Une autre réalité, plus lointaine de l’écosystème de l’innovation, renforce l’attractivité de ces voies de financement alternatives aux fonds établis.

Le secteur des MedTech subit une consolidation massive depuis quelques années, puissamment poussé en cela par les évolutions réglementaires. La conséquence la plus visible est la diminution drastique du nombre d’acteurs majeurs. Cela se reflète dans la liste éloquente des rachats et fusions entre ces acteurs durant la dernière décennie : 48 sociétés emblématiques des MedTech ont été rachetées sur cette période. Le grand gagnant de ce mercato ? Medtronic, qui en a avalé 17 à lui tout seul ! (merci à David Mercier, fondateur de Strammer, pour son post LinkedIn très éclairant sur ce sujet).

Avec quel impact pour nos "petites" MedTech locales ?... la disparition de plusieurs acquéreurs potentiels !

En quoi cela représente-t-il un souci concernant le financement des start-up ? C'est simple : moins d’acquéreurs potentiels = exit plus incertain pour les investisseurs.

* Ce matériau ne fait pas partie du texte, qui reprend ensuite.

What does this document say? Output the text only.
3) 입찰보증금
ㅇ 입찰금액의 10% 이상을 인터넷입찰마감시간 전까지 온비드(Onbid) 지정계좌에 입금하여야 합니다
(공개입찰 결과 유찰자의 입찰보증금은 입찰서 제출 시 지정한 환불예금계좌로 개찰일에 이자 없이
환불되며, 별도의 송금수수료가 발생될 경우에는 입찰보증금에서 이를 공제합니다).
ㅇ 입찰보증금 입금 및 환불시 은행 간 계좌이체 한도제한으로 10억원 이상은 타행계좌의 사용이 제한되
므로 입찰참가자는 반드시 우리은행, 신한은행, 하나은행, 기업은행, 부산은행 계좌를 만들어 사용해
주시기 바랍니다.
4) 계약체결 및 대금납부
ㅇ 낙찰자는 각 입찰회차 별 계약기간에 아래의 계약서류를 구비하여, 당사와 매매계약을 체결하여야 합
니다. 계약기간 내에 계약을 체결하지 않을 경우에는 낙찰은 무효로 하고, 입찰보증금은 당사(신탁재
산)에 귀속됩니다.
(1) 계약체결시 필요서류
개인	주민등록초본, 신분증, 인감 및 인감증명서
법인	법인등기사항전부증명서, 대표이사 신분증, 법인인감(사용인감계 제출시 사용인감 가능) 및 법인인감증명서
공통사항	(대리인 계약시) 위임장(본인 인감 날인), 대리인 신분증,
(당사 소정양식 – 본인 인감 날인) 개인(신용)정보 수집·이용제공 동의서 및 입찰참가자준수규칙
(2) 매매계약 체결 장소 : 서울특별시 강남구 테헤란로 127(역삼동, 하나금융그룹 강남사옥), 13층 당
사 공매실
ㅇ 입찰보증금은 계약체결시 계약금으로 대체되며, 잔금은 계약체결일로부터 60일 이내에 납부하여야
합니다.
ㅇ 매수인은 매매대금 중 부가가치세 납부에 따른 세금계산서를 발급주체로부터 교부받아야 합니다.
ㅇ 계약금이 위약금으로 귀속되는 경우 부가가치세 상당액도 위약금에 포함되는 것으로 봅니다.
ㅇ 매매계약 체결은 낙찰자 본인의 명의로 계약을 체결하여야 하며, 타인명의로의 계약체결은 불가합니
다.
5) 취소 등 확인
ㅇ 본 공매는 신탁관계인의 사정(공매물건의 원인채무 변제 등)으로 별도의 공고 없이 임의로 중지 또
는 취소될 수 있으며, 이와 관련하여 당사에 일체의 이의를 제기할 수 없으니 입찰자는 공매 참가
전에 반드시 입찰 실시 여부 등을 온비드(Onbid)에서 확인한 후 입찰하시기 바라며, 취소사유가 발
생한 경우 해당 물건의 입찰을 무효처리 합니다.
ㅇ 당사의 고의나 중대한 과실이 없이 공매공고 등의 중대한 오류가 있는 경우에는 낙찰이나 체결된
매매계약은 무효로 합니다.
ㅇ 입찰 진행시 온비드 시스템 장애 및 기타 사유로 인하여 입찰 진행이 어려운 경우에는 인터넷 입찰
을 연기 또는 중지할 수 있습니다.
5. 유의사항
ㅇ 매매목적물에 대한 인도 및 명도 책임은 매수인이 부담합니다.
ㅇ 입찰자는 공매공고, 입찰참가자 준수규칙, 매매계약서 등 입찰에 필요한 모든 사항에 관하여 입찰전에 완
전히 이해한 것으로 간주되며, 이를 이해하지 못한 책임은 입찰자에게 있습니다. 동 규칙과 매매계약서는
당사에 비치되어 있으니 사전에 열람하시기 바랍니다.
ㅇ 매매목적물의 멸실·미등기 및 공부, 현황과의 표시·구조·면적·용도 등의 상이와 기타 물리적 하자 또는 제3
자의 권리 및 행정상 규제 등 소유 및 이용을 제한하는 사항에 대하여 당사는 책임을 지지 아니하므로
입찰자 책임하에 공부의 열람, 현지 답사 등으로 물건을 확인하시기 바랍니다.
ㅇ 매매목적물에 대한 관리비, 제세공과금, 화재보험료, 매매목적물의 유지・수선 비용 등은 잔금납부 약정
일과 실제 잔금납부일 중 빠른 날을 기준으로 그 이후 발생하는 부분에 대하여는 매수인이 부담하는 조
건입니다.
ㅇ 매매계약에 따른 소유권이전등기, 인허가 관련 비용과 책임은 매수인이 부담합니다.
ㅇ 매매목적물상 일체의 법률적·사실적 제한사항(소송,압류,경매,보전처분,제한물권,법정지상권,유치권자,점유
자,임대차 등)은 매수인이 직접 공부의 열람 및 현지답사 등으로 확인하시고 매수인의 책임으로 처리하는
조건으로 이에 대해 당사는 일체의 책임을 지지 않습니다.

Dans un marché qui a délégué aux start-up la R&D auparavant intégrée dans les groupes, la diminution du nombre de ces derniers signifie que moins d’innovations seront portées jusqu’au marché : à l’instar des capacités industrielles, les compétences éminemment stratégiques de "Business Development" font aussi l’objet de synergies lors des rachats.

Pour résumer, il est nécessaire pour les start-up de s’ouvrir à toutes les possibilités de financement.

Des cas concrets de financement alternatif réussi

Témoins de ces voies alternatives, quelques exemples tirés des contacts directs de l’auteur de ces lignes :

Rainmakers & Partners est un réseau de consultants spécialisés dédiés à la levée de fonds.

  • cette start-up du domaine cardiaque, plutôt bien connectée à l’écosystème parisien, mais qui passe par un second tour de BA (proche du million quand même) ;
  • ou encore cette start-up des équipements hospitaliers, surprise par le covid, qui a trouvé des débouchés dans l’industrie alimentaire pour alimenter le compte de résultats et la trésorerie jusqu’à avoir atteint la rentabilité comptable en 2023. Forte de son succès, elle reprend maintenant le fil de son développement initial, à destination des services de pneumologie ;
  • et cette autre start-up, qui a développé une application d’IA pour que les équipements hospitaliers puissent se défendre seuls face aux hackers. Elle s’est développée en boostrapping (sans financements extérieurs) jusqu’à ce que sa solution convainque ce fabricant de tables de radiologie, qui propose maintenant cette dernière en option. Cette entreprise vient de débuter les discussions avec un Club Deal composé majoritairement de soignants hospitaliers pour accélérer son développement.
  • jusqu’à cette start-up qui a choisi de passer en Redressement Judiciaire pour geler sa dette bancaire, et qui peut compter sur certains de ses associés, prêts à relancer le développement pour une application sans solution thérapeutique (cas un peu limite, certes…).
  • et, pour finir sur un cas publié, Elixir Health (IA pour la fertilité féminine), qui a levé 2 M€ récemment, dont la moitié en Equity auprès de BA. C’était sa stratégie, et en aucun cas un pis-aller.

Ces exemples illustrent l’ingéniosité et l’agilité des start-uppers français. Ils appliquent leur expertise à développer des innovations techniques de premier ordre… et à imaginer des solutions de financement adaptées aux difficultés du contexte actuel.